In 1974, Abba won the Eurovision song contest with “Waterloo.” That same year saw the birth of Structured Query Language (SQL). Created as a standardized language for relational database management, it simplified enormously the development of complex business applications. For example, you could fetch many data records in one statement without specifying how to reach that data.
Having spent 19 of the past 20 years working with relational databases, and much of the past year writing code to access a hierarchical database, I can appreciate the ease that SQL provides developers. The equivalent of a two- or three-line SQL query with joins between tables can become 20-30 lines of code in a hierarchical database.
As languages go, SQL is a bit of a mishmash of declarative and procedural programming. You can declare databases and tables and then modify them in code, as well as insert/update data.
Although there are various standards, various database creators have added their own extensions, with Microsoft and Oracle being amongst the worst offenders (to put it mildly). If you’ve ever moved from MS Access to SQL Server, there are subtle (and not-so-subtle) changes; for instance, use of ” in Access become’ in SQL Server. Data isn’t exactly siloed, but moving non-trivial quantities of data between different makes of database can require quite an effort.
Some developers viewed the NoSQL movement, which began in 2009, as possibly replacing SQL. But it really just solved a different problem: How to store multiple records rapidly. Relational databases have ACID (atomicity, consistency, isolation and durability), which add a processing overhead that NoSQL avoids. The price of NoSQL’s speed is consistency, which is replaced with eventual consistency (if there are no new updates to the object after the period of possible inconsistency has finished, all accesses will return the last updated value).
SQL, having weathered the NoSQL storm, continues to be revised, with the last amendment (the 8th) in 2016. It took 12 years for the language to become a standard (in 1986); the first amendment was in 1989. Most development that I’ve done since 1998 has been against SQL-89 and SQL-92 databases, despite the newer versions since. Things change slowly in the world of software development!
SQL and Relational Databases
You can’t have a discussion about SQL without referring to the databases running it.
What versions of SQL do the major databases support? I’m looking at Oracle, SQL Server, IBM DB2, PostgreSQL, and MySQL/MariaDB. SQLite is included in every Android and iOS device, making it the most deployed database in the world.
Oracle, although not quite the first commercial relational database, is the most popular now and considered the one to beat.

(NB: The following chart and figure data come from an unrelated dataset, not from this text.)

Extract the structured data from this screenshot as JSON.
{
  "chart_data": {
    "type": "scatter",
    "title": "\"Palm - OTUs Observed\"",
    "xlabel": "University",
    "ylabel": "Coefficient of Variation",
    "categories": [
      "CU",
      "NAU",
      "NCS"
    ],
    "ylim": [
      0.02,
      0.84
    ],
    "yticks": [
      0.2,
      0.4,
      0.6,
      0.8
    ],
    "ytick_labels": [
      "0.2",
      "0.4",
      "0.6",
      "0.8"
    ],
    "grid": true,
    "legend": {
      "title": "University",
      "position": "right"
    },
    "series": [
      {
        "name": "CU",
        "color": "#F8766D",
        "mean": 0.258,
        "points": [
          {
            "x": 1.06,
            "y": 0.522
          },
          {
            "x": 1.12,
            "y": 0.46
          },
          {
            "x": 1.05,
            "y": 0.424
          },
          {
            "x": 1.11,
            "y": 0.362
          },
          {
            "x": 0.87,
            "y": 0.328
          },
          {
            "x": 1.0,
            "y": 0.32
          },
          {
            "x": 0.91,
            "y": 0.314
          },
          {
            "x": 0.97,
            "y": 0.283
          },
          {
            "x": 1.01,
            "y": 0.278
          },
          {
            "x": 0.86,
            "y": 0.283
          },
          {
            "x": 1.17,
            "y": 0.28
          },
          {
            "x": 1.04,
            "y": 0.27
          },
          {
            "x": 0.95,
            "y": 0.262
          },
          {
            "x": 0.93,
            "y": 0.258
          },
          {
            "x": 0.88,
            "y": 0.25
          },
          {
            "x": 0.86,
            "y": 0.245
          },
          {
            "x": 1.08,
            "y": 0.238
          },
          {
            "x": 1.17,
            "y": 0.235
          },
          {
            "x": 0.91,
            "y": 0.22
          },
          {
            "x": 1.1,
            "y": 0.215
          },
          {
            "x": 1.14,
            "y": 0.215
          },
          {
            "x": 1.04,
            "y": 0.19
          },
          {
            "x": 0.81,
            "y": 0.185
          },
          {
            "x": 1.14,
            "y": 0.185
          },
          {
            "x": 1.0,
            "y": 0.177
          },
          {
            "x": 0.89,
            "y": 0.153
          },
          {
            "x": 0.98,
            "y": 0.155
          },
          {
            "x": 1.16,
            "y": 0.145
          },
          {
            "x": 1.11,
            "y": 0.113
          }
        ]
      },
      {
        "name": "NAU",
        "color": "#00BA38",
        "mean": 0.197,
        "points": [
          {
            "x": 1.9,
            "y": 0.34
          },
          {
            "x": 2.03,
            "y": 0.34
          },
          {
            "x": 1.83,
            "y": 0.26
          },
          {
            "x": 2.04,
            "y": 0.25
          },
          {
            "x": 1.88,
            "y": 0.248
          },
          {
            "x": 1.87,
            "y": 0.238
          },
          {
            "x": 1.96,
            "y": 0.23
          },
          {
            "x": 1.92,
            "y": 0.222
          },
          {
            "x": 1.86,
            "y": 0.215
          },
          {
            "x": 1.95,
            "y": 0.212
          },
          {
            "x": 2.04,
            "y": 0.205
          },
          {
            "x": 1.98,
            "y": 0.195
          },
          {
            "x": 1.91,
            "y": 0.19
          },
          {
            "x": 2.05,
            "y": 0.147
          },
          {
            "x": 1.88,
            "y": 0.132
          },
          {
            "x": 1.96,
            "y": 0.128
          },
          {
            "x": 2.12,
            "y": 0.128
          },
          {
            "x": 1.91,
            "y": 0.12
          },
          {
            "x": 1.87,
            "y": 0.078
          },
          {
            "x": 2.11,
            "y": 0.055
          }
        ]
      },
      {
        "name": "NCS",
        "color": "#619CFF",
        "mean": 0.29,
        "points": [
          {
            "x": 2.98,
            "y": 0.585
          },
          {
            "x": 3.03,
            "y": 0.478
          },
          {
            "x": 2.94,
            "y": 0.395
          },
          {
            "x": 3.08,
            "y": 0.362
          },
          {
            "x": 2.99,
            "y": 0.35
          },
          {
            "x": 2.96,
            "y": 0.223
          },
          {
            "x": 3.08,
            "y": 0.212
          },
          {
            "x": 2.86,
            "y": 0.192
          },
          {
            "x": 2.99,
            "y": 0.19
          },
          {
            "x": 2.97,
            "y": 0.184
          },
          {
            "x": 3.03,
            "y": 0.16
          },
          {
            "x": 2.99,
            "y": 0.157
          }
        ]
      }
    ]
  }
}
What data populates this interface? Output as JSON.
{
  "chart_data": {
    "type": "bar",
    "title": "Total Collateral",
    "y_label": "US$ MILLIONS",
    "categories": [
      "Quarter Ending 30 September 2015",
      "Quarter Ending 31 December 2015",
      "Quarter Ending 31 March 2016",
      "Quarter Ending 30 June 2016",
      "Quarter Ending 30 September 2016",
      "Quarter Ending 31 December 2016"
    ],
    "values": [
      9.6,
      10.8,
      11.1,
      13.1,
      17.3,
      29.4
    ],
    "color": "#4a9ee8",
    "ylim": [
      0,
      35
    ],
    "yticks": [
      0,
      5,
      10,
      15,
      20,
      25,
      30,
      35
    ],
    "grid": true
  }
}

According to Db-Engines, it is still the most popular relational database, followed closely by MySQL, then SQL Server. Oracle supports SQL:2011 and row pattern matching from 2016.
Oracle’s other database, MySQL, was acquired along with Sun microsystems in 2008. Some thought MySQL might not survive the transition, including its main author (Monty Widenius, who created the MariaDB fork). MySQL supports some of SQL-2011.
Not far behind Oracle/MySQL is Microsoft SQL Server, which not so long ago appeared on Linux. This transfer was a technically challenging task, because SQL Server has traditionally made use of Windows libraries for threading/scheduling, synchronization, and IO (disk and network). The team accomplished this transfer by adding a Platform Abstraction Layer. It comes with the same licensing as the Windows and developer/Express editions, as well as standard and Enterprise.
IBM’s Db2 isn’t one I’ve personally utilized; but according to their website, it supports many of the SQL:2016 standards. There are a number of different versions, including two express (i.e. no charge) community editions. Db2 is another SQL database that can store JSON documents (like No-SQL) and has done so for the last five years.
Just to be clear, DB2 is not the same as Db2. IBM Db2 is a successor (introduced in 2017) to DB2, which has been around for three decades.
Coming in at number four in the Db-Engines ranking is PostgreSQL. This has always been the most technically advanced open-source RDBMS. PostgreSQL 11, the newest version, supports most features of SQL:2011. If you want a sophisticated RDBMS, PostgreSQL is arguably the best, certainly for the price! The Express versions of commercial databases are generally restricted in the size of database they can handle; PostgreSQL is not.
I like SQLite. It’s small, fast, and a handy thing to build into desktop software. It’s also less than 700KB in size. It supports most of SQL-92 and that’s it—alas.
According to db-engines, the fifth-ranked database is now MongoDB. This shows that, even after nine years of NoSQL databases, relational databases nonetheless remain top dog. I attribute some of this to inertia, and a bit to some relational databases adding in NoSQL abilities. PostgreSQL and MySQL both support JSON. It’s far easier to keep your existing relational database if it has NoSQL support.